American deserts have no native animals such as the gemsbok and eland that can roam freely, subsist without open water, and keep from concentrating in favorite habitats. Co-evolutionary relationships that allow the kudu and other animals to subsist on the sugary exudings of mopane tree leaves, without damaging the plants, are almost unknown in the Southwest. Removal of old grass cover by introduced livestock may stimulate new growth, but it also increases evapotranspiration rates and accelerates an irreversible conversion of what little natural grassland there is to shrubland and desert. If, as Savory postulates, thrifty, growing of ass was the normal ground cover of the Southwest, pronghorn antelope would have green colored pelage rather than butterscotch and white.

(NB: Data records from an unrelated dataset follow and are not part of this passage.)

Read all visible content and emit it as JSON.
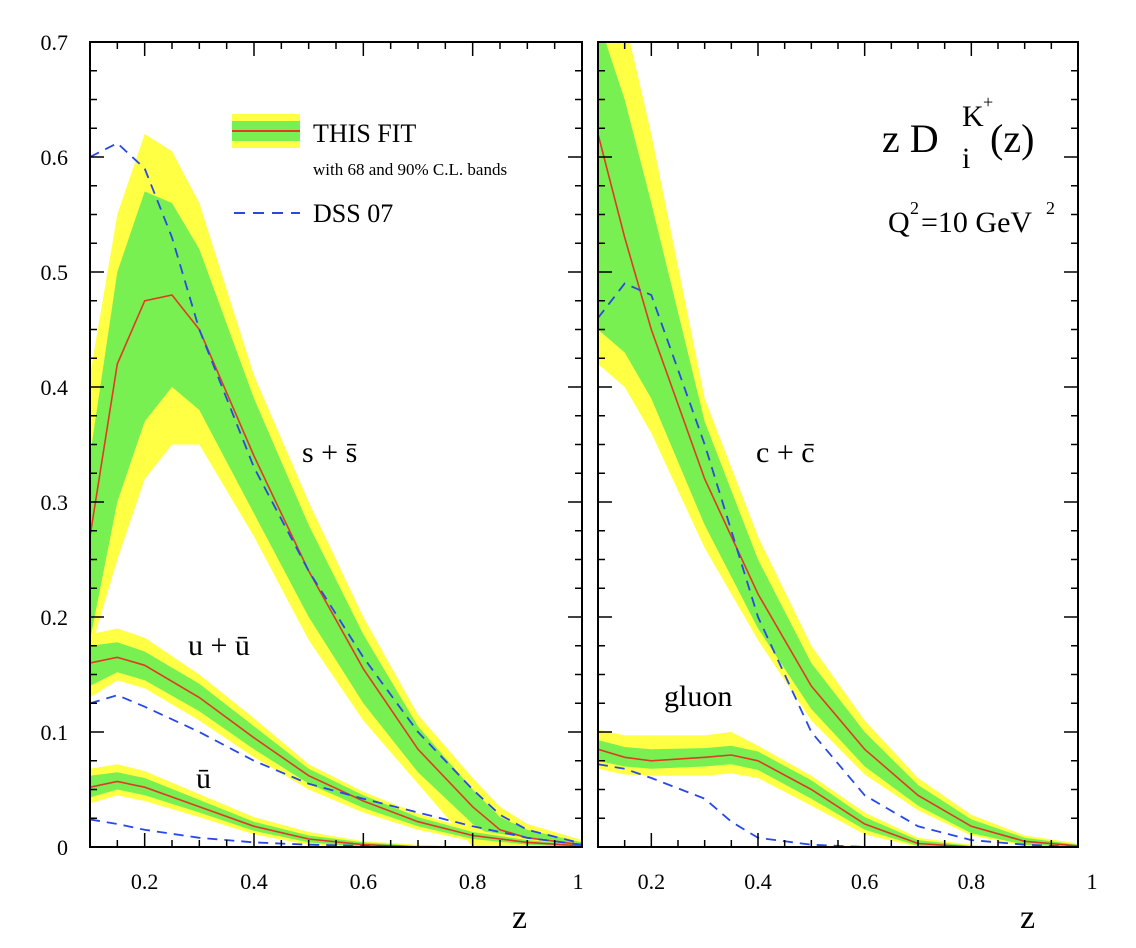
{
  "chart_data": [
    {
      "type": "line",
      "panel": "left",
      "xlabel": "z",
      "ylabel": "",
      "xlim": [
        0.1,
        1.0
      ],
      "ylim": [
        0,
        0.7
      ],
      "x_ticks": [
        "0.2",
        "0.4",
        "0.6",
        "0.8",
        "1"
      ],
      "y_ticks": [
        "0",
        "0.1",
        "0.2",
        "0.3",
        "0.4",
        "0.5",
        "0.6",
        "0.7"
      ],
      "legend": {
        "placement": "top-left",
        "fit_label": "THIS FIT",
        "fit_sublabel": "with 68 and 90% C.L. bands",
        "dss_label": "DSS 07"
      },
      "colors": {
        "fit": "#e03b22",
        "band68": "#79f051",
        "band90": "#ffff44",
        "dss": "#2848e8"
      },
      "series": [
        {
          "annotation": "s + s̄",
          "x": [
            0.1,
            0.15,
            0.2,
            0.25,
            0.3,
            0.4,
            0.5,
            0.6,
            0.7,
            0.8,
            0.85,
            0.9,
            1.0
          ],
          "fit": [
            0.27,
            0.42,
            0.475,
            0.48,
            0.45,
            0.34,
            0.24,
            0.155,
            0.085,
            0.035,
            0.015,
            0.008,
            0.002
          ],
          "band68": [
            [
              0.18,
              0.34
            ],
            [
              0.3,
              0.5
            ],
            [
              0.37,
              0.57
            ],
            [
              0.4,
              0.56
            ],
            [
              0.38,
              0.52
            ],
            [
              0.29,
              0.39
            ],
            [
              0.2,
              0.28
            ],
            [
              0.125,
              0.185
            ],
            [
              0.065,
              0.105
            ],
            [
              0.02,
              0.05
            ],
            [
              0.005,
              0.026
            ],
            [
              0.002,
              0.015
            ],
            [
              0.0,
              0.004
            ]
          ],
          "band90": [
            [
              0.17,
              0.41
            ],
            [
              0.25,
              0.55
            ],
            [
              0.32,
              0.62
            ],
            [
              0.35,
              0.605
            ],
            [
              0.35,
              0.56
            ],
            [
              0.27,
              0.41
            ],
            [
              0.18,
              0.3
            ],
            [
              0.11,
              0.2
            ],
            [
              0.055,
              0.115
            ],
            [
              0.0,
              0.06
            ],
            [
              0.0,
              0.035
            ],
            [
              0.0,
              0.02
            ],
            [
              0.0,
              0.006
            ]
          ],
          "dss": [
            0.6,
            0.612,
            0.59,
            0.53,
            0.45,
            0.33,
            0.24,
            0.165,
            0.1,
            0.05,
            0.028,
            0.015,
            0.003
          ]
        },
        {
          "annotation": "u + ū",
          "x": [
            0.1,
            0.15,
            0.2,
            0.3,
            0.4,
            0.5,
            0.6,
            0.7,
            0.8,
            0.9,
            1.0
          ],
          "fit": [
            0.16,
            0.165,
            0.158,
            0.13,
            0.095,
            0.062,
            0.04,
            0.022,
            0.01,
            0.004,
            0.001
          ],
          "band68": [
            [
              0.14,
              0.175
            ],
            [
              0.152,
              0.178
            ],
            [
              0.145,
              0.17
            ],
            [
              0.118,
              0.142
            ],
            [
              0.085,
              0.105
            ],
            [
              0.055,
              0.068
            ],
            [
              0.034,
              0.045
            ],
            [
              0.018,
              0.026
            ],
            [
              0.007,
              0.013
            ],
            [
              0.002,
              0.006
            ],
            [
              0.0,
              0.002
            ]
          ],
          "band90": [
            [
              0.13,
              0.185
            ],
            [
              0.145,
              0.19
            ],
            [
              0.138,
              0.182
            ],
            [
              0.11,
              0.15
            ],
            [
              0.078,
              0.112
            ],
            [
              0.05,
              0.072
            ],
            [
              0.03,
              0.048
            ],
            [
              0.015,
              0.029
            ],
            [
              0.005,
              0.015
            ],
            [
              0.001,
              0.008
            ],
            [
              0.0,
              0.003
            ]
          ],
          "dss": [
            0.125,
            0.132,
            0.122,
            0.1,
            0.075,
            0.055,
            0.042,
            0.03,
            0.018,
            0.008,
            0.002
          ]
        },
        {
          "annotation": "ū",
          "x": [
            0.1,
            0.15,
            0.2,
            0.3,
            0.4,
            0.5,
            0.6,
            0.7,
            0.8,
            0.9,
            1.0
          ],
          "fit": [
            0.052,
            0.057,
            0.052,
            0.035,
            0.018,
            0.007,
            0.002,
            0.0,
            0.0,
            0.0,
            0.0
          ],
          "band68": [
            [
              0.043,
              0.062
            ],
            [
              0.05,
              0.065
            ],
            [
              0.045,
              0.06
            ],
            [
              0.03,
              0.041
            ],
            [
              0.014,
              0.022
            ],
            [
              0.004,
              0.01
            ],
            [
              0.0,
              0.004
            ],
            [
              0.0,
              0.001
            ],
            [
              0.0,
              0.0
            ],
            [
              0.0,
              0.0
            ],
            [
              0.0,
              0.0
            ]
          ],
          "band90": [
            [
              0.038,
              0.068
            ],
            [
              0.045,
              0.072
            ],
            [
              0.04,
              0.066
            ],
            [
              0.026,
              0.046
            ],
            [
              0.011,
              0.026
            ],
            [
              0.002,
              0.013
            ],
            [
              0.0,
              0.005
            ],
            [
              0.0,
              0.002
            ],
            [
              0.0,
              0.0
            ],
            [
              0.0,
              0.0
            ],
            [
              0.0,
              0.0
            ]
          ],
          "dss": [
            0.024,
            0.02,
            0.015,
            0.008,
            0.004,
            0.002,
            0.001,
            0.0,
            0.0,
            0.0,
            0.0
          ]
        }
      ]
    },
    {
      "type": "line",
      "panel": "right",
      "xlabel": "z",
      "ylabel": "",
      "xlim": [
        0.1,
        1.0
      ],
      "ylim": [
        0,
        0.7
      ],
      "x_ticks": [
        "0.2",
        "0.4",
        "0.6",
        "0.8",
        "1"
      ],
      "colors": {
        "fit": "#e03b22",
        "band68": "#79f051",
        "band90": "#ffff44",
        "dss": "#2848e8"
      },
      "annotations": {
        "title_main": "z D",
        "title_sub": "i",
        "title_sup": "K",
        "title_sup2": "+",
        "title_tail": "(z)",
        "q2_a": "Q",
        "q2_sup": "2",
        "q2_b": "=10 GeV",
        "q2_sup2": "2"
      },
      "series": [
        {
          "annotation": "c + c̄",
          "x": [
            0.1,
            0.15,
            0.2,
            0.3,
            0.4,
            0.5,
            0.6,
            0.7,
            0.8,
            0.9,
            1.0
          ],
          "fit": [
            0.62,
            0.53,
            0.45,
            0.32,
            0.22,
            0.14,
            0.085,
            0.045,
            0.018,
            0.005,
            0.001
          ],
          "band68": [
            [
              0.45,
              0.72
            ],
            [
              0.43,
              0.65
            ],
            [
              0.39,
              0.56
            ],
            [
              0.28,
              0.37
            ],
            [
              0.19,
              0.25
            ],
            [
              0.12,
              0.16
            ],
            [
              0.07,
              0.1
            ],
            [
              0.036,
              0.054
            ],
            [
              0.012,
              0.024
            ],
            [
              0.002,
              0.008
            ],
            [
              0.0,
              0.002
            ]
          ],
          "band90": [
            [
              0.42,
              0.75
            ],
            [
              0.4,
              0.72
            ],
            [
              0.36,
              0.62
            ],
            [
              0.26,
              0.39
            ],
            [
              0.18,
              0.27
            ],
            [
              0.11,
              0.175
            ],
            [
              0.063,
              0.11
            ],
            [
              0.032,
              0.06
            ],
            [
              0.01,
              0.028
            ],
            [
              0.001,
              0.01
            ],
            [
              0.0,
              0.003
            ]
          ],
          "dss": [
            0.46,
            0.49,
            0.48,
            0.35,
            0.2,
            0.1,
            0.045,
            0.018,
            0.006,
            0.002,
            0.0
          ]
        },
        {
          "annotation": "gluon",
          "x": [
            0.1,
            0.15,
            0.2,
            0.3,
            0.35,
            0.4,
            0.5,
            0.6,
            0.7,
            0.8,
            0.9,
            1.0
          ],
          "fit": [
            0.085,
            0.078,
            0.075,
            0.078,
            0.08,
            0.075,
            0.05,
            0.02,
            0.003,
            0.0,
            0.0,
            0.0
          ],
          "band68": [
            [
              0.075,
              0.093
            ],
            [
              0.07,
              0.087
            ],
            [
              0.068,
              0.085
            ],
            [
              0.07,
              0.086
            ],
            [
              0.072,
              0.088
            ],
            [
              0.067,
              0.083
            ],
            [
              0.042,
              0.058
            ],
            [
              0.015,
              0.026
            ],
            [
              0.001,
              0.006
            ],
            [
              0.0,
              0.001
            ],
            [
              0.0,
              0.0
            ],
            [
              0.0,
              0.0
            ]
          ],
          "band90": [
            [
              0.068,
              0.102
            ],
            [
              0.063,
              0.097
            ],
            [
              0.062,
              0.097
            ],
            [
              0.062,
              0.097
            ],
            [
              0.064,
              0.1
            ],
            [
              0.06,
              0.088
            ],
            [
              0.036,
              0.062
            ],
            [
              0.011,
              0.03
            ],
            [
              0.0,
              0.008
            ],
            [
              0.0,
              0.002
            ],
            [
              0.0,
              0.0
            ],
            [
              0.0,
              0.0
            ]
          ],
          "dss": [
            0.072,
            0.068,
            0.06,
            0.042,
            0.022,
            0.008,
            0.002,
            0.0,
            0.0,
            0.0,
            0.0,
            0.0
          ]
        }
      ]
    }
  ]
}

Even in other, more compatible regions of the country, Savory's methods need further testing before being adopted. Carefully controlled experiments in several areas using paired test areas for comparison are essential before his methodology should even be considered. Even then, it must be remembered that to be successful, the result must be range rehabilitation-not just increased stock numbers or weight gains.
None of this should be interpreted to mean that Savory's teachings are without merit. Much of what he advocates-careful land husbandry, the abandonment of yearlong grazing, and less reliance on mechanical solutions to vegetative problems-are highly commendable. Every effort should be made to support his positions against spraying grasshoppers with pesticides, reseeding rangelands with exotic grasses, and poisoning predators and prairie dogs. Attempts by ranchers to implement his teachings on private lands having an annual rainfall of 1 5 inches or more might even be encouraged. Additional HRM programs on federal and state lands, especially those in arid and semiarid regions, should be strongly resisted, however. A patchwork quilt of fenced pastures and artificial waters has no place on public land where objectives other than livestock production must be considered. Our public rangelands have been the recipients of too many failed remedies already. Exotic grasses, uprooted mesquites, pushed over junipers and pinon and a plethora of fences are our legacy of earlier attempts at range restoration. It is time we forsook such costly and desperate measures just to keep cattle on the public dole.